My dad was born and raised in a coal mining camp in Bell County, Kentucky. He left school when he was 13 to work for the mining company and help his family. By age 15 he left home and moved to Ohio to find work so that he didn’t have to spend his life digging coal like his father. He never had time to get an education, and because he probably had an undiagnosed learning/visual processing disorder, his skills were well below the 7th grade level he completed.
In hindsight, of course, I can see clues that pointed to my Dad’s inability to read. My parents divorced when I was young so I didn’t live with my Dad which made it more possible to go unnoticed. When I was little and crawled up on his lap with a book and asked him to read, he always said, “Why don’t you read it to me”. I guess I thought he was trying to help me read, and in some ways, he did. And he was always “forgetting his glasses” when we were at a restaurant and asking me to find things on the menu for him.

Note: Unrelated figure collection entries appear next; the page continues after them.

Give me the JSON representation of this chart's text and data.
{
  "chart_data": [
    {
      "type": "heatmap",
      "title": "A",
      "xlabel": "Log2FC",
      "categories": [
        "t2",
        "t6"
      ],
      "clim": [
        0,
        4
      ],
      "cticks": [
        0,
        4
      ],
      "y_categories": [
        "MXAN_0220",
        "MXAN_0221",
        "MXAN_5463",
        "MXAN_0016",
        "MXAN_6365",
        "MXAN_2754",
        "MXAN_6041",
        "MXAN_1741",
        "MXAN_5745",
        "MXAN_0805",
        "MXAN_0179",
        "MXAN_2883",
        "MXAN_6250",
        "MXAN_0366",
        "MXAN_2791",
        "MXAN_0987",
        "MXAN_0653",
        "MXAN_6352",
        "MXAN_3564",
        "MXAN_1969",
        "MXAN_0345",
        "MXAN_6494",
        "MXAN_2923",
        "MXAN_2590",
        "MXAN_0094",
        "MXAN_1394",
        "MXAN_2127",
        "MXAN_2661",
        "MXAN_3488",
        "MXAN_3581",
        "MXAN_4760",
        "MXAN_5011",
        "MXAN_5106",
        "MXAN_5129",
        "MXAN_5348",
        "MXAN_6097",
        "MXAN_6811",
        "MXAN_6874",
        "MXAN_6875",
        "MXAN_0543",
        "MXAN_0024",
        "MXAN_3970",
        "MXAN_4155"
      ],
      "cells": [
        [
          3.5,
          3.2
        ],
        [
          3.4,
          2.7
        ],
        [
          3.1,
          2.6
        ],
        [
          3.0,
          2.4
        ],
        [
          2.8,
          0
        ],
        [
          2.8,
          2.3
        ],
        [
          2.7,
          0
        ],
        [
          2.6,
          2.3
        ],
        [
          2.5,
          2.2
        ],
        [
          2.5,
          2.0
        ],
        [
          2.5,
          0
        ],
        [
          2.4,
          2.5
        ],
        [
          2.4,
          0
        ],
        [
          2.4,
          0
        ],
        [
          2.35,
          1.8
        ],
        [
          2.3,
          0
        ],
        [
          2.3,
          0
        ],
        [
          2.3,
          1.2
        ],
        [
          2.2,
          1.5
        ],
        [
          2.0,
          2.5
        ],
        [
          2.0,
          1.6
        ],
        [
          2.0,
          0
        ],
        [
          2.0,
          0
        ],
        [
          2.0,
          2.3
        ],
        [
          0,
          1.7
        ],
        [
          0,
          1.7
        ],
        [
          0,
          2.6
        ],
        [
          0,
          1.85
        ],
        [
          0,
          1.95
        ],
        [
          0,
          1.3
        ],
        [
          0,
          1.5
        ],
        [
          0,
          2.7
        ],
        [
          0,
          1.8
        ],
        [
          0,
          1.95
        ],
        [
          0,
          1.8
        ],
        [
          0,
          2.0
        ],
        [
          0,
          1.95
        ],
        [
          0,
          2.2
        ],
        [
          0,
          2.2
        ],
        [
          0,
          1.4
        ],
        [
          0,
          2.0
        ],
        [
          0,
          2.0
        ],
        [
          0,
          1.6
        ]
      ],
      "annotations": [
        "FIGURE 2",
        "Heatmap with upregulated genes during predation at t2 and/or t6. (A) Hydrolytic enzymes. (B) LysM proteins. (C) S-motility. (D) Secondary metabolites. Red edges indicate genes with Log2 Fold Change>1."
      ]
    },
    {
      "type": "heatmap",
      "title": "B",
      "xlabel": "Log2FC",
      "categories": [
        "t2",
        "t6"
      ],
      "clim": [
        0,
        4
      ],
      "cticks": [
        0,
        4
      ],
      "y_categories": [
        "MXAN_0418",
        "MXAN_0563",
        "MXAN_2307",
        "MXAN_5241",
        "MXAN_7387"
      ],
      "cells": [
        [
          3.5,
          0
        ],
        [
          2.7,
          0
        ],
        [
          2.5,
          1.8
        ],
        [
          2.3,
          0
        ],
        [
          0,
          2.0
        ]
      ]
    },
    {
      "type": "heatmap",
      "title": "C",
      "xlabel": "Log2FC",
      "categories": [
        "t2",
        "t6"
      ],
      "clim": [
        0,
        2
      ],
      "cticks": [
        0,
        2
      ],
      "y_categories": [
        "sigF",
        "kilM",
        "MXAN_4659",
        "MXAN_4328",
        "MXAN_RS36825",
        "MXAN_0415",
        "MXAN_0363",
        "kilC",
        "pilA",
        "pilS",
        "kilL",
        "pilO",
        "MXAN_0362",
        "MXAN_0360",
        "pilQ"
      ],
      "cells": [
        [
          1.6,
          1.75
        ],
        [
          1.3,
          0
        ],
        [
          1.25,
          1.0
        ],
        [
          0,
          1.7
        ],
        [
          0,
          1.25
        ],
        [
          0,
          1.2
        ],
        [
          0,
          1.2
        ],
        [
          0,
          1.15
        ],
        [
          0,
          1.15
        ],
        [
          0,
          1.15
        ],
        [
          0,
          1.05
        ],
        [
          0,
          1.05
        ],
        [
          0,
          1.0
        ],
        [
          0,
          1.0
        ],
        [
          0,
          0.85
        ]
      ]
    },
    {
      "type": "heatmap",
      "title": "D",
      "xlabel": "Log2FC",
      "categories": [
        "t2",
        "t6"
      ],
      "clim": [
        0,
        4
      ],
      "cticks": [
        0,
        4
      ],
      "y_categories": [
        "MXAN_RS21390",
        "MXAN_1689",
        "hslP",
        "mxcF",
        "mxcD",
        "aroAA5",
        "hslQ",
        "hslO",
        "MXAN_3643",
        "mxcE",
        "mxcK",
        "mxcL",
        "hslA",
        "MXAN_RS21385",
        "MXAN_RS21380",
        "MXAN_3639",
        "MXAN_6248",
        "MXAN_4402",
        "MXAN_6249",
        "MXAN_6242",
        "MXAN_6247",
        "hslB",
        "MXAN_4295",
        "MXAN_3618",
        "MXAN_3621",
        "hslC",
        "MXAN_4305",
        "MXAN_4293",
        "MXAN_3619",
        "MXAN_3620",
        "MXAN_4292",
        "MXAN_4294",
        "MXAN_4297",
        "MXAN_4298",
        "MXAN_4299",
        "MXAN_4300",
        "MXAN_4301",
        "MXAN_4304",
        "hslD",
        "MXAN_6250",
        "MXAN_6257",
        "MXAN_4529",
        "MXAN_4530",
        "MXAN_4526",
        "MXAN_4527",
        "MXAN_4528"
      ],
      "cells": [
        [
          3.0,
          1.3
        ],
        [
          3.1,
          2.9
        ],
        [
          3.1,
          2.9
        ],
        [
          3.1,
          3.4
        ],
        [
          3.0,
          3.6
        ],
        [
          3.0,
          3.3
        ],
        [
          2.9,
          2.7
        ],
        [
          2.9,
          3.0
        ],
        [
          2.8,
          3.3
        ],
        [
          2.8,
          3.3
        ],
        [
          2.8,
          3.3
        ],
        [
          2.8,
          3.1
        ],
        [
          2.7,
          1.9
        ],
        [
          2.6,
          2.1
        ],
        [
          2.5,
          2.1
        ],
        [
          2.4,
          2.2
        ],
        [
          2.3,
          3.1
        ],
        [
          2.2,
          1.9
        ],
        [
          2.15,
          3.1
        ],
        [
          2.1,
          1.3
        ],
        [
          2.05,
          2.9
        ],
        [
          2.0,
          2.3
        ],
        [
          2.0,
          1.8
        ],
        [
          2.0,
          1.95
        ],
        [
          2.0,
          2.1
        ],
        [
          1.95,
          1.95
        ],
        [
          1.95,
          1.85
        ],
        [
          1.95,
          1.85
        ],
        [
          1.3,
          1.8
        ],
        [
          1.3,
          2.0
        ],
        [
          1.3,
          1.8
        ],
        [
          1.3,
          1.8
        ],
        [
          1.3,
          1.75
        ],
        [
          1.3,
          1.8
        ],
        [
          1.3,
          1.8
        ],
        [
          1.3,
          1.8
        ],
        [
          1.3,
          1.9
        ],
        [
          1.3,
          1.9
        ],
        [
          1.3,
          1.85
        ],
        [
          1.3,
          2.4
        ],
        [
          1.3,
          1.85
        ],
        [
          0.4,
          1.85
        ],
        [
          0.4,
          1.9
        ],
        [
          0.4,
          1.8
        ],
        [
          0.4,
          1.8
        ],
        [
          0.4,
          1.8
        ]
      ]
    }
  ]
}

I can’t imagine how scary it must have been for him. I think he worked twice as hard at his job for fear that he couldn’t find another without being able to read. My mother and his new wife helped him to fill out applications and insurance forms, but they never said a word to me about it. So, after years of embarrassment and shame, my father took the brave step of signing up with an adult literacy program. He spent a couple of years working with a tutor to complete the program. His job was demanding and he sometimes worked 80 hour weeks, but he never gave up on getting his certificate.
When he finally finished, he invited me to attend the dinner and certificate ceremony. He said I was the one that inspired him and he wanted me to be there. I met his tutor who was a wonderful woman. She said my dad may not be the best student in the world, but he was the hardest working one she had ever met.
My dad is not a “sit down and read a novel” kind of guy. He would much rather be outside or fixing something in his garage, but now he can read a menu, signs or assembly instructions (although he usually doesn’t bother). I am so proud that he chose to take the risk.